At some point after I started playing golf a long long time ago (gosh, I forgot it’s been 17-odd years!), I was given a brilliant piece of advice by a wizened old man (he must have been 80 if a day) who was a permanent fixture at the club, having retired after an eventful and interesting career in his government and then having started, run, and exited a successful and profitable enterprise before deciding to stop and play golf full time, “not for the glory, but for the company”.
He said, and you may visualise Kenny Rogers, wearing cowboy boots and hat, playing his acoustic guitar, sitting on the barstool, with a beer next to him, singing this (if that adds to the flavour), though the exact point this gentleman gave me this advice was as I stood on the 18th tee, looking over the water at the Four Season’s (Al Badia) Golf Club in Festival City in Dubai:
The most important shot in golf, as in life, is the shot you are taking right now. Not all the shots you have taken till that point, not the immediate previous shot that landed you here, not the next shot you may have to play after this one, not all the shots you are going to take later in life. This shot. This ball. This club. This lie. This hole. This green. This day. This four-ball. This weather. This course. This round. This. Shot.

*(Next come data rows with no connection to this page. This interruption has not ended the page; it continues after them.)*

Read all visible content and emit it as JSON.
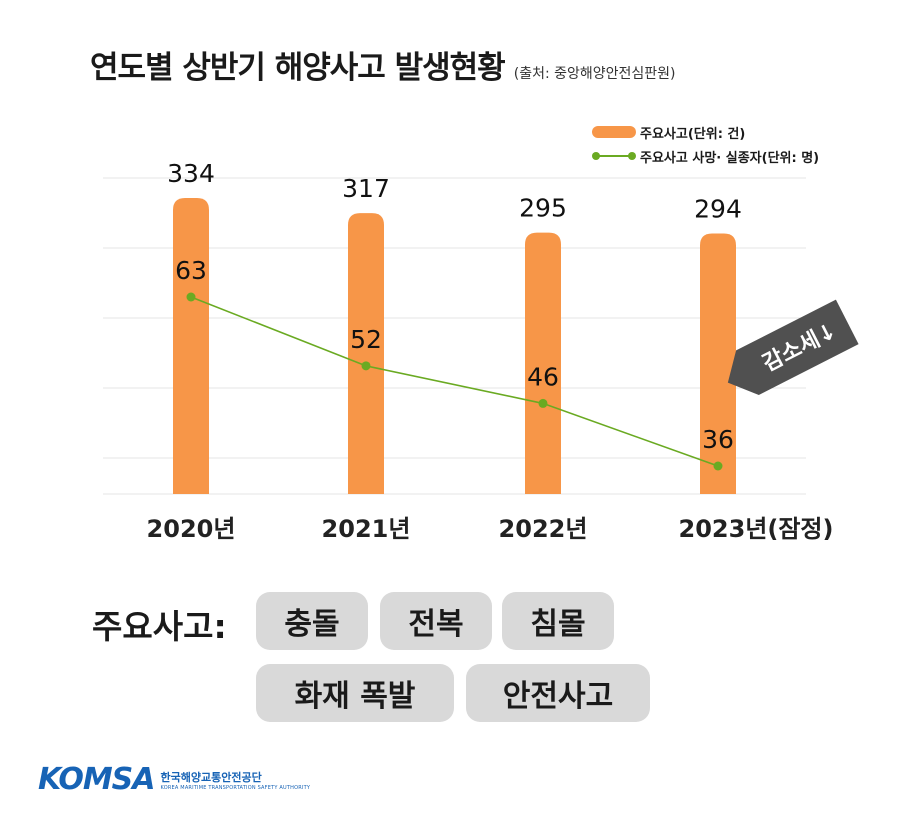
{
  "title": "연도별 상반기 해양사고 발생현황",
  "source": "(출처: 중앙해양안전심판원)",
  "legend": {
    "bar": "주요사고(단위: 건)",
    "line": "주요사고 사망· 실종자(단위: 명)"
  },
  "badge": "감소세↓",
  "colors": {
    "bar": "#f79648",
    "line": "#6aaa22",
    "badge": "#505050",
    "pill": "#d9d9d9",
    "logo": "#1763b5"
  },
  "chart_data": {
    "type": "bar",
    "categories": [
      "2020년",
      "2021년",
      "2022년",
      "2023년(잠정)"
    ],
    "series": [
      {
        "name": "주요사고(단위: 건)",
        "type": "bar",
        "values": [
          334,
          317,
          295,
          294
        ]
      },
      {
        "name": "주요사고 사망· 실종자(단위: 명)",
        "type": "line",
        "values": [
          63,
          52,
          46,
          36
        ]
      }
    ],
    "grid": true
  },
  "accidents": {
    "label": "주요사고:",
    "items": [
      "충돌",
      "전복",
      "침몰",
      "화재 폭발",
      "안전사고"
    ]
  },
  "logo": {
    "mark": "KOMSA",
    "name_ko": "한국해양교통안전공단",
    "name_en": "KOREA MARITIME TRANSPORTATION SAFETY AUTHORITY"
  }
}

Take a look at the lie. Take a look at the green. Smell the wind. Gauge the distance and the roll. Choose a club. Chose a landing spot. Choose a swing. Keep your eyes on the ball. And swing with rhythm and confidence. All else is irrelevant. All else can be thought about later. Focus on this shot. If you can do that, you can play golf, you can run a business, you can hold a relationship, you can raise a child, you can learn a skill, you can live a life. If you can’t, you can’t even tie your shoelaces. That’s it, son. Now, go. Play that shot.
N.B: For those who care, I promptly put the next 2 tee shots in the water, and was 7 on the par 4 green. Yeah, I know. Life isn’t really like the movies, however much we want it to be.